January 7, 2015 by Kathia Faust

Hyperacousie

Have you ever thought you must have bionic ears because you hear so well, even too well? So well that certain environmental sounds are unbearable? You might have what is known as “hyperacusis”.

Hyperacusis can be defined as a heightened intolerance to common sounds in the environment. This phenomenon is characterized by the abnormal perception of sound intensity by someone with normal hearing. Affected individuals often overreact (discomfort, irritability, ear pain, etc.) to normal everyday sounds that are tolerated well by others—for example, a siren, applause, dishes rattling together or a hairdryer. For these people, noisy public settings like restaurants, shopping centres and performance venues can prove a bit of an ordeal. 

WHAT YOU SHOULD KNOW ABOUT HYPERACUSIS

People of all ages can experience hyperacusis, which most frequently affects both ears. It can be caused by several factors, all of which are still debated in the literature. The most common hypothesis is damage to the auditory system, which does not necessarily affect hearing. Such damage could be caused for example by prolonged exposure to noise, acoustic trauma, repetitive ear infections or the side effects of ototoxic medications. In some cases, hyperacusis is not linked to the auditory system. In fact, some attribute it to a head injury, concussion, post-traumatic stress or even neurological conditions such as epilepsy, migraines or depression. In short, there are numerous possible causes. As such, the difficulty in clearly identifying the origins of the issue is common—something to keep in mind.
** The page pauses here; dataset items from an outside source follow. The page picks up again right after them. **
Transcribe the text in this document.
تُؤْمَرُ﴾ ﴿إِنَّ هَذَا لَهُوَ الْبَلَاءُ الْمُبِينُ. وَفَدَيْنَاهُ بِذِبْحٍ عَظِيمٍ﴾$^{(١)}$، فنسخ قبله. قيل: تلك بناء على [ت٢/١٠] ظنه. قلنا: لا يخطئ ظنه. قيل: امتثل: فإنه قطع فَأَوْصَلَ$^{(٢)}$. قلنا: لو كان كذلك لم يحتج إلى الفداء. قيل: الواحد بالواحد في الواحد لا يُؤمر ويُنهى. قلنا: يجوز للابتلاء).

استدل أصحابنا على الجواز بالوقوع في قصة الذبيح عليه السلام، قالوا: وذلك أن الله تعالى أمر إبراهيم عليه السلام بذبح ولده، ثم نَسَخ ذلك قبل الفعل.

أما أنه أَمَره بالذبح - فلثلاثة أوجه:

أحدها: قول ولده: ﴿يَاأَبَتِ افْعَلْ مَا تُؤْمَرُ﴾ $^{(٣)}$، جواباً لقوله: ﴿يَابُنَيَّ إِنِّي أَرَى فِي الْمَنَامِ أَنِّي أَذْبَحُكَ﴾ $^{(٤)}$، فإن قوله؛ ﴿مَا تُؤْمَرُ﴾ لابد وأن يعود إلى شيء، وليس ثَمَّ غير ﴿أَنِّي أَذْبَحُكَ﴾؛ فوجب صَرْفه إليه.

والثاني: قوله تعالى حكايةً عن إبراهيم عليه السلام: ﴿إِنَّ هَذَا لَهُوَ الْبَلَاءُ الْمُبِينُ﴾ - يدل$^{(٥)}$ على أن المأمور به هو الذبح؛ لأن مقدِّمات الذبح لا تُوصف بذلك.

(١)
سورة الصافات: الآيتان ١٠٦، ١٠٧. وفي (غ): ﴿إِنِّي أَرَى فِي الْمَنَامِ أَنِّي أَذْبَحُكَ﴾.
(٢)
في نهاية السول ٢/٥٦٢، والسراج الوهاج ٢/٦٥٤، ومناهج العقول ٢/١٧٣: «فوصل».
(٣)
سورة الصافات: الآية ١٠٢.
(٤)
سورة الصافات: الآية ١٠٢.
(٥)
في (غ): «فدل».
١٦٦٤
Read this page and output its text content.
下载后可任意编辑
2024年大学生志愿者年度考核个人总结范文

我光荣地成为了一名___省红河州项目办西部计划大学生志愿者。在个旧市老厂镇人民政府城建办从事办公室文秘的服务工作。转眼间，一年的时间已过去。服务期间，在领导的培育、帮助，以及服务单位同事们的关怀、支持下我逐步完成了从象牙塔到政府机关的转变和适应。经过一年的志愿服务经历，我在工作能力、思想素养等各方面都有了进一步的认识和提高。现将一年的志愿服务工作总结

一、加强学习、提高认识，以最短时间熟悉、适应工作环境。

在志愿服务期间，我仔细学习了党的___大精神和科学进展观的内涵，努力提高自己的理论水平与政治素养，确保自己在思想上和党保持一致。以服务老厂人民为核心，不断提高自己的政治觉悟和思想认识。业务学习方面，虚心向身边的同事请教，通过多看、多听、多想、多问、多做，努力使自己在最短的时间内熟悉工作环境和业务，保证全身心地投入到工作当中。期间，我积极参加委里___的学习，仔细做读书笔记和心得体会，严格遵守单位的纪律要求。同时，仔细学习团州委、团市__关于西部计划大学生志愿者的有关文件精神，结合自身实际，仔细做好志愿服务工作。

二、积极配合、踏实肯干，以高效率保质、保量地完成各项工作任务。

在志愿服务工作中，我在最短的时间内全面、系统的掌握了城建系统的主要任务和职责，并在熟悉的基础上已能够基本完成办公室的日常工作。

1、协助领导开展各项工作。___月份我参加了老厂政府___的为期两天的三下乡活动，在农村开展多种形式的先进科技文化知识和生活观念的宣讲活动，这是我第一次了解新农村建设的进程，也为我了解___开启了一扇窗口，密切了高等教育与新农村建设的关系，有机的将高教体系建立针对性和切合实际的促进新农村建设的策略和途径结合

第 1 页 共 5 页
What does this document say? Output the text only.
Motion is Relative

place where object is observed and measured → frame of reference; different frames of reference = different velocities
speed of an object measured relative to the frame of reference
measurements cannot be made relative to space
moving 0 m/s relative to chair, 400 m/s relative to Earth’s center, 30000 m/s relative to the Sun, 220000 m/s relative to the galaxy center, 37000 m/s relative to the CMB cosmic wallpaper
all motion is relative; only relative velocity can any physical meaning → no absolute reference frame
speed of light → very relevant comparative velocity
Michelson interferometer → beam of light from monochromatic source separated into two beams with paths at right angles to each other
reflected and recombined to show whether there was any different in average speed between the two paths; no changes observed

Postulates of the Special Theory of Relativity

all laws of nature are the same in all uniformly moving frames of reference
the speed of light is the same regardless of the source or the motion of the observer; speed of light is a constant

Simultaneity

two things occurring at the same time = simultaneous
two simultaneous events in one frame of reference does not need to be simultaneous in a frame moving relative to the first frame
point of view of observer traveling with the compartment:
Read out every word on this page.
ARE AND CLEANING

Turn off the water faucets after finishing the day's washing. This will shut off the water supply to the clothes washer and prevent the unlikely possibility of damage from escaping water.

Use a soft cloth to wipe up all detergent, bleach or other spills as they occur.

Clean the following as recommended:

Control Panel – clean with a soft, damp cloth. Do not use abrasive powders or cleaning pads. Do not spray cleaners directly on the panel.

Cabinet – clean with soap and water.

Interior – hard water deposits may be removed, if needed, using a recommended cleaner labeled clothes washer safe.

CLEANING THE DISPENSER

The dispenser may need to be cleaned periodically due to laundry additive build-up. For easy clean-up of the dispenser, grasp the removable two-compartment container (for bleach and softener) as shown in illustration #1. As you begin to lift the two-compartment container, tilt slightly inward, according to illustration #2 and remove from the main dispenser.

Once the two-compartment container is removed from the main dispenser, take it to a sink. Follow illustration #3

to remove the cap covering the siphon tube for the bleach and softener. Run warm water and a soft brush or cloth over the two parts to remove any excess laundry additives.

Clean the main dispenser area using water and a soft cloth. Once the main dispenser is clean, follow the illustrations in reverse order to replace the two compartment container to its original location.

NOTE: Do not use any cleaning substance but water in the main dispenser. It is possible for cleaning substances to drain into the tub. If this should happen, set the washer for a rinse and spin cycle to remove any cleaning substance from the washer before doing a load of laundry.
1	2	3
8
WHAT CAN HYPERACUSIS SUFFERERS DO?

Very often, sufferers’ first reaction is to protect themselves from the slightest noise by wearing earplugs. However, experts agree that this solution is far from efficient. In fact, reducing one’s exposure to noise or depriving the ears of auditory stimulation through the excessive use of hearing protection could aggravate the problem. Instead, sufferers are recommended to not avoid environmental sounds completely, since this can hinder their ability to progressively rehabilitate the central auditory system to perceive sound intensity normally.